A decade later I’d like to think I’m pretty good with people, too. Either I’ve become more comfortable with my quirkiness or society has decided that weirdness is stylish — or both. My decisions to strike up a chat with random people at concerts, art shows or bars are successful for the most part. Sometimes I still fail big time, though. Last Saturday marks my biggest social flop to date, when after 8 years I finally mustered the courage to talk to Hardy Morris, lead singer and guitarist of Athens-based band Dead Confederate. I avoided confronting Hardy about my respect for his musicianship because of my husband Ryan’s succinct advice: “Never meet your heroes.” After all, if your hero turns out to be an asshole, your romanticization is destroyed: you can’t listen to their music/read their books/keep their painting on your foyer wall anymore, and it would have been best to not talk to them in the first place. For example, poet Kurtis Lamkin refused to take a picture with me at one of Georgia Tech’s reading events in the mid 2000s, and I never read his work again; similarly, Mary Karr talked to me like I was stupid, so I took my copies of Cherry and The Liars’ Club to Goodwill.
Hardy Morris was perfectly nice to me. The problem is that I stumbled up to him and his wife while intoxicated at the Earl.
“There he is,” Ryan tapped me on the shoulder, pointing to Hardy’s table, where he swigged a PBR prior to his show. “Go talk to him. He’s right there.”
“No, bad idea,” I slurred, already having enjoyed some moonshine my MOTHER of all people gave Ryan for Christmas.
“I talked to him,” noted local concertgoer Kenny Crucial.

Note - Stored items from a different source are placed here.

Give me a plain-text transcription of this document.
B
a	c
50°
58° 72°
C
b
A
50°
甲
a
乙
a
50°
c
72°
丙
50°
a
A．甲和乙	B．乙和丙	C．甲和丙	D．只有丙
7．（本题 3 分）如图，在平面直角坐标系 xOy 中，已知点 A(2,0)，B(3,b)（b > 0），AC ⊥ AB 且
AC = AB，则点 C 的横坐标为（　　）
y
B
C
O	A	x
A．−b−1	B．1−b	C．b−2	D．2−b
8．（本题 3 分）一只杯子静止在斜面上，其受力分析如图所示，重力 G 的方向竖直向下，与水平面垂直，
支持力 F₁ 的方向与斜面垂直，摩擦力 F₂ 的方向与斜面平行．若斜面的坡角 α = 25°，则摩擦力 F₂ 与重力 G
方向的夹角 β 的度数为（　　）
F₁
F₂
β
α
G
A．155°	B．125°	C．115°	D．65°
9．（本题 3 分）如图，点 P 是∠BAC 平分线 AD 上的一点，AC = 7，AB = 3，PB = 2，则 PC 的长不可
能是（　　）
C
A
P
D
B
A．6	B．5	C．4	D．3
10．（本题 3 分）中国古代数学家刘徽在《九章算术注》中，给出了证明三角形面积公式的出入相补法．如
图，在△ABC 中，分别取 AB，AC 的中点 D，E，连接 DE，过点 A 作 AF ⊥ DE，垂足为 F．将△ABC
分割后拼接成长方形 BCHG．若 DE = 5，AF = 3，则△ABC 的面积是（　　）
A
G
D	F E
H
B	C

“Just do it,” Ryan coaxed me.
The conversation went relatively well. I professed to Hardy that I think he’s fucking awesome, discovered that the song “Godfather” from Dead Confederate’s new EP Peyote People is about Neil Young and asked his wife what it’s like to be married to a rock star. I don’t remember her response or the subsequent Dead Confederate show. However, I fuzzily recall carping to Ryan after its conclusion, “Is that all? I wish they would play more.”
Equally drunk, Ryan pushed me toward Hardy at the merchandise table in the back of the room and said, “Go tell him then!”

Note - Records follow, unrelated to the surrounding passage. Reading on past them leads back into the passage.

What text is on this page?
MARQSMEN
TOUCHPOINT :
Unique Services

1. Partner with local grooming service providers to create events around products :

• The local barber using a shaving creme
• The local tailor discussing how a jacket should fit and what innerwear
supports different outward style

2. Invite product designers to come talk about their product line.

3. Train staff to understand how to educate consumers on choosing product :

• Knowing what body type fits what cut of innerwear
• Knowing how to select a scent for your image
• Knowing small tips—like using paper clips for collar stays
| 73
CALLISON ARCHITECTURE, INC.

“What about ‘All the Ang’s’ or ‘Mel’ Mah Mind’?!?! Ang’s! Ang’ssssss!!!” I yelled at Hardy, intending to request “All the Angels” and Neil Young’s “Mellow My Mind.”
Once I grabbed Hardy’s shoulder, he ran away.

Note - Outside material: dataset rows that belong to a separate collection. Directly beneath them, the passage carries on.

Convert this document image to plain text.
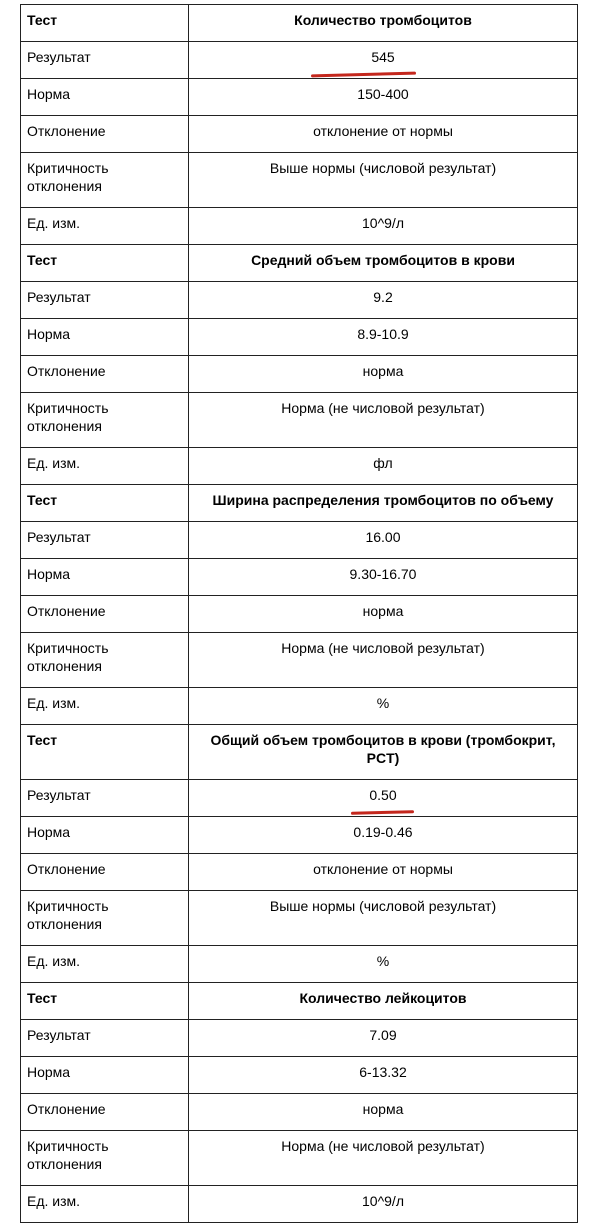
Тест	Количество тромбоцитов
Результат	545
Норма	150-400
Отклонение	отклонение от нормы
Критичность отклонения	Выше нормы (числовой результат)
Ед. изм.	10^9/л
Тест	Средний объем тромбоцитов в крови
Результат	9.2
Норма	8.9-10.9
Отклонение	норма
Критичность отклонения	Норма (не числовой результат)
Ед. изм.	фл
Тест	Ширина распределения тромбоцитов по объему
Результат	16.00
Норма	9.30-16.70
Отклонение	норма
Критичность отклонения	Норма (не числовой результат)
Ед. изм.	%
Тест	Общий объем тромбоцитов в крови (тромбокрит, PCT)
Результат	0.50
Норма	0.19-0.46
Отклонение	отклонение от нормы
Критичность отклонения	Выше нормы (числовой результат)
Ед. изм.	%
Тест	Количество лейкоцитов
Результат	7.09
Норма	6-13.32
Отклонение	норма
Критичность отклонения	Норма (не числовой результат)
Ед. изм.	10^9/л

I bemoaned my mistake all weekend.
“Dead Confederate just came on my iPod and I had to skip it. It was too awkward!” I sighed to Ryan.
By Monday morning, Ryan told me I wasn’t allowed to talk about it anymore.
Had my pre-Alzheimer’s father attended the show, he probably would have ended up spitting tobacco or sipping Yuenglings with Hardy by the end of the night. In fact, that image brings me a lot of comfort.
Good riddance to the Mary Karr memoirs. Those books were terrible! I’m glad Hardy was nice, but I don’t think I’d ever consider a celebrity a hero. Talented, yes. Unfortunately that quality doesn’t always translate into someone who is admirable in any other way or willing to sacrifice for others, which would be my definition of a hero. Aside from some outstanding act of heroism, I think I’d have to know someone personally to call him or her a hero.
I hope when you recover from your embarrassment you can listen to Dead Confederate again. I really like that band!
Good points on your personal definition of a hero. Maybe I can come up with another noun for someone whose artisanship inspires me. And don’t worry – I’ve moved beyond my humiliation and still listen to Dead Confederate. I’ll share the new EP with you – it’s so awesome.